Most leaders are aware of the different behavioral styles people have at work and have taken measures to leverage those styles among their team.  Some conflict may arise when the deliberate, contemplative analyst works with the free-wheeling, aggressive sales person; or when the rigid, critical quality manager works with the scattered, impatient marketing associate.  But most of these conflicts are manageable because the behaviors are observable and the co-workers can easily identify the cause of the discord.

It’s the conflicting workplace motivators or values causing deep disputes that can damage a team’s performance.  What happens when the caring, selfless HR Manager and the no-nonsense, bottom-line oriented Operations Manager disagree over a termination?  Or when the dogmatic, judgmental Buyer and the over-achieving, controlling Branch Manager oppose a new product line?  These disagreements often end in stalemates, irreconcilable impasses, and sometimes unjust or irreparable personal attacks.  The reason for these unhealthy clashes is that we often don’t understand and appreciate our internal motivations and those of our coworkers.

Empower your team to assess workplace motivators; share the findings, talk about the likely conflicts, and prepare for solutions before confrontations arise and you be successful even through the most difficult situations.

Prepare To Lose Your ‘A’ Players

April 30, 2011

Many industries and sectors are reporting increased sales and healthier business prospects.  Similarly, hiring activity had increased and the demand for top talent is as strong as it’s been in years.  Whether you realize it or not, you are in jeopardy of losing your ‘A’ Players.

How prepared are you for your top performers to leave unexpectedly?  Most leaders are ill equipped to handle the sudden departure of their ‘A’ Players and, worse, elect not to deal with it until it happens.  The chances of it happening now are greater than ever.

Create a succession plan for your direct reports.  The plan should include:

  • cross-training functions and assigned tasks (who’s going to do what when the star leaves?);
  • key job function documentation (how does the star do their work?);
  • sourcing options to back-fill the position (how are you going to replace the star?).

Empower yourself to create a succession plan for your key direct reports and you’ll sleep better knowing you are prepared for the unthinkable.

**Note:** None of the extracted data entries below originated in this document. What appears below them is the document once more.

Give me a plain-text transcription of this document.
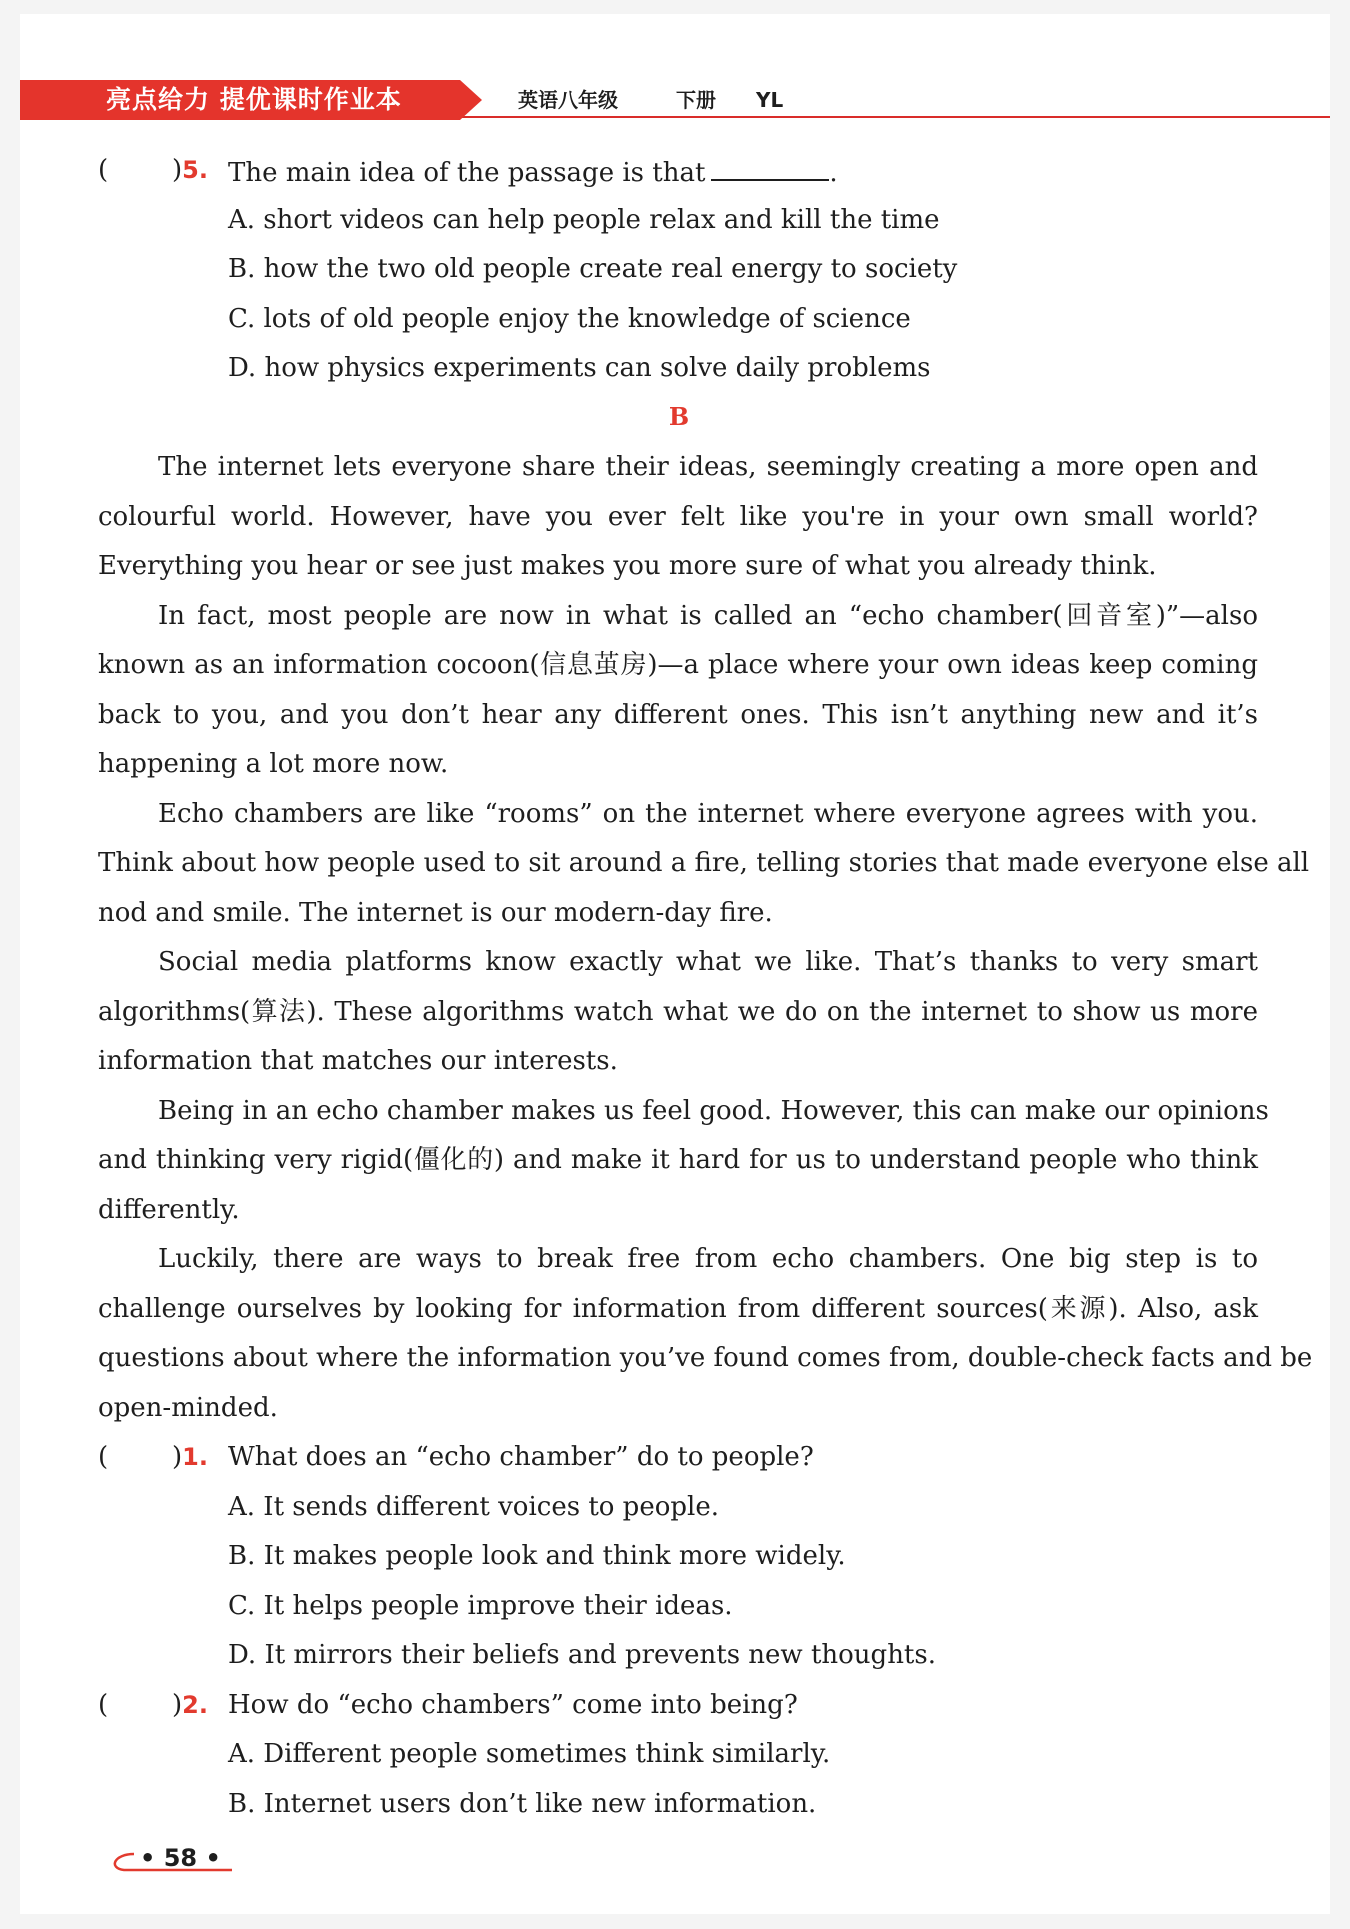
亮点给力 提优课时作业本	英语八年级	下册 YL
( )5. The main idea of the passage is that	.
A. short videos can help people relax and kill the time
B. how the two old people create real energy to society
C. lots of old people enjoy the knowledge of science
D. how physics experiments can solve daily problems
B
The internet lets everyone share their ideas, seemingly creating a more open and
colourful world. However, have you ever felt like you're in your own small world?
Everything you hear or see just makes you more sure of what you already think.
In fact, most people are now in what is called an “echo chamber(回音室)”—also
known as an information cocoon(信息茧房)—a place where your own ideas keep coming
back to you, and you don’t hear any different ones. This isn’t anything new and it’s
happening a lot more now.
Echo chambers are like “rooms” on the internet where everyone agrees with you.
Think about how people used to sit around a fire, telling stories that made everyone else all
nod and smile. The internet is our modern-day fire.
Social media platforms know exactly what we like. That’s thanks to very smart
algorithms(算法). These algorithms watch what we do on the internet to show us more
information that matches our interests.
Being in an echo chamber makes us feel good. However, this can make our opinions
and thinking very rigid(僵化的) and make it hard for us to understand people who think
differently.
Luckily, there are ways to break free from echo chambers. One big step is to
challenge ourselves by looking for information from different sources(来源). Also, ask
questions about where the information you’ve found comes from, double-check facts and be
open-minded.
( )1. What does an “echo chamber” do to people?
A. It sends different voices to people.
B. It makes people look and think more widely.
C. It helps people improve their ideas.
D. It mirrors their beliefs and prevents new thoughts.
( )2. How do “echo chambers” come into being?
A. Different people sometimes think similarly.
B. Internet users don’t like new information.
• 58 •
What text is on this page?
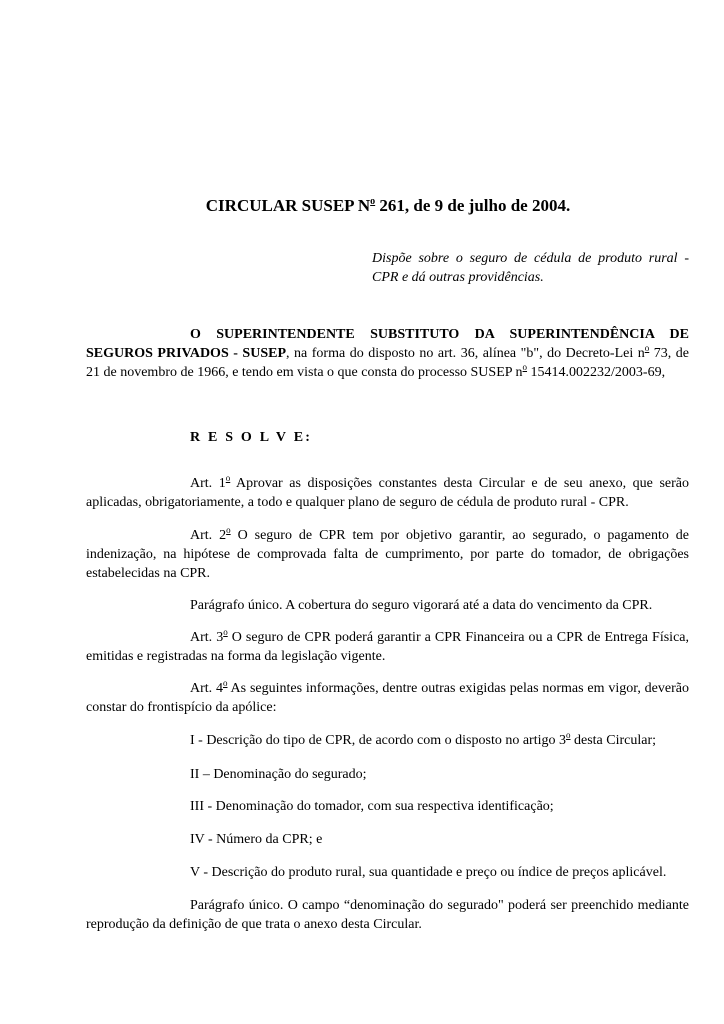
CIRCULAR SUSEP $N^o$ 261, de 9 de julho de 2004.
Dispõe sobre o seguro de cédula de produto rural - CPR e dá outras providências.
O SUPERINTENDENTE SUBSTITUTO DA SUPERINTENDÊNCIA DE SEGUROS PRIVADOS - SUSEP, na forma do disposto no art. 36, alínea "b", do Decreto-Lei $n^o$ 73, de 21 de novembro de 1966, e tendo em vista o que consta do processo SUSEP $n^o$ 15414.002232/2003-69,
R E S O L V E:
Art. 1$^o$ Aprovar as disposições constantes desta Circular e de seu anexo, que serão aplicadas, obrigatoriamente, a todo e qualquer plano de seguro de cédula de produto rural - CPR.
Art. 2$^o$ O seguro de CPR tem por objetivo garantir, ao segurado, o pagamento de indenização, na hipótese de comprovada falta de cumprimento, por parte do tomador, de obrigações estabelecidas na CPR.
Parágrafo único. A cobertura do seguro vigorará até a data do vencimento da CPR.
Art. 3$^o$ O seguro de CPR poderá garantir a CPR Financeira ou a CPR de Entrega Física, emitidas e registradas na forma da legislação vigente.
Art. 4$^o$ As seguintes informações, dentre outras exigidas pelas normas em vigor, deverão constar do frontispício da apólice:
I - Descrição do tipo de CPR, de acordo com o disposto no artigo 3$^o$ desta Circular;
II – Denominação do segurado;
III - Denominação do tomador, com sua respectiva identificação;
IV - Número da CPR; e
V - Descrição do produto rural, sua quantidade e preço ou índice de preços aplicável.
Parágrafo único. O campo “denominação do segurado" poderá ser preenchido mediante reprodução da definição de que trata o anexo desta Circular.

Take Care Of Your ‘A’ Players Or You’ll Lose Them

April 24, 2011

After two down years, we are now seeing hiring activity as strong as it’s ever been.  Companies are getting more and more aggressive attracting ‘A’ players.  And whether you believe it or not, your ‘A’ players are probably listening.

What are you doing to keep your ‘A’ players?  An occasional pat on the back and a consistent pay check will no longer keep them around.  In fact, when asked, employees indicate that lack of recognition and feeling undervalued/unappreciated are among the top reasons for leaving their employer.

Regular and constant positive feedback are essential.  Not once in a while, not weekly, but daily.  Superstars warrant and deserve some positive affirmation each day.

Feedback must be timely, specific (not just “good job”), and relative to their behavior.  For example,  “The amount of preparation you put into that meeting was evident and the way you were able to facilitate input from all the participants to actually reach a consensual decision demonstrated great leadership skills.”

Empower yourself to praise your ‘A’ players and know you’ve made a huge step in ensuring their success and that of your organization.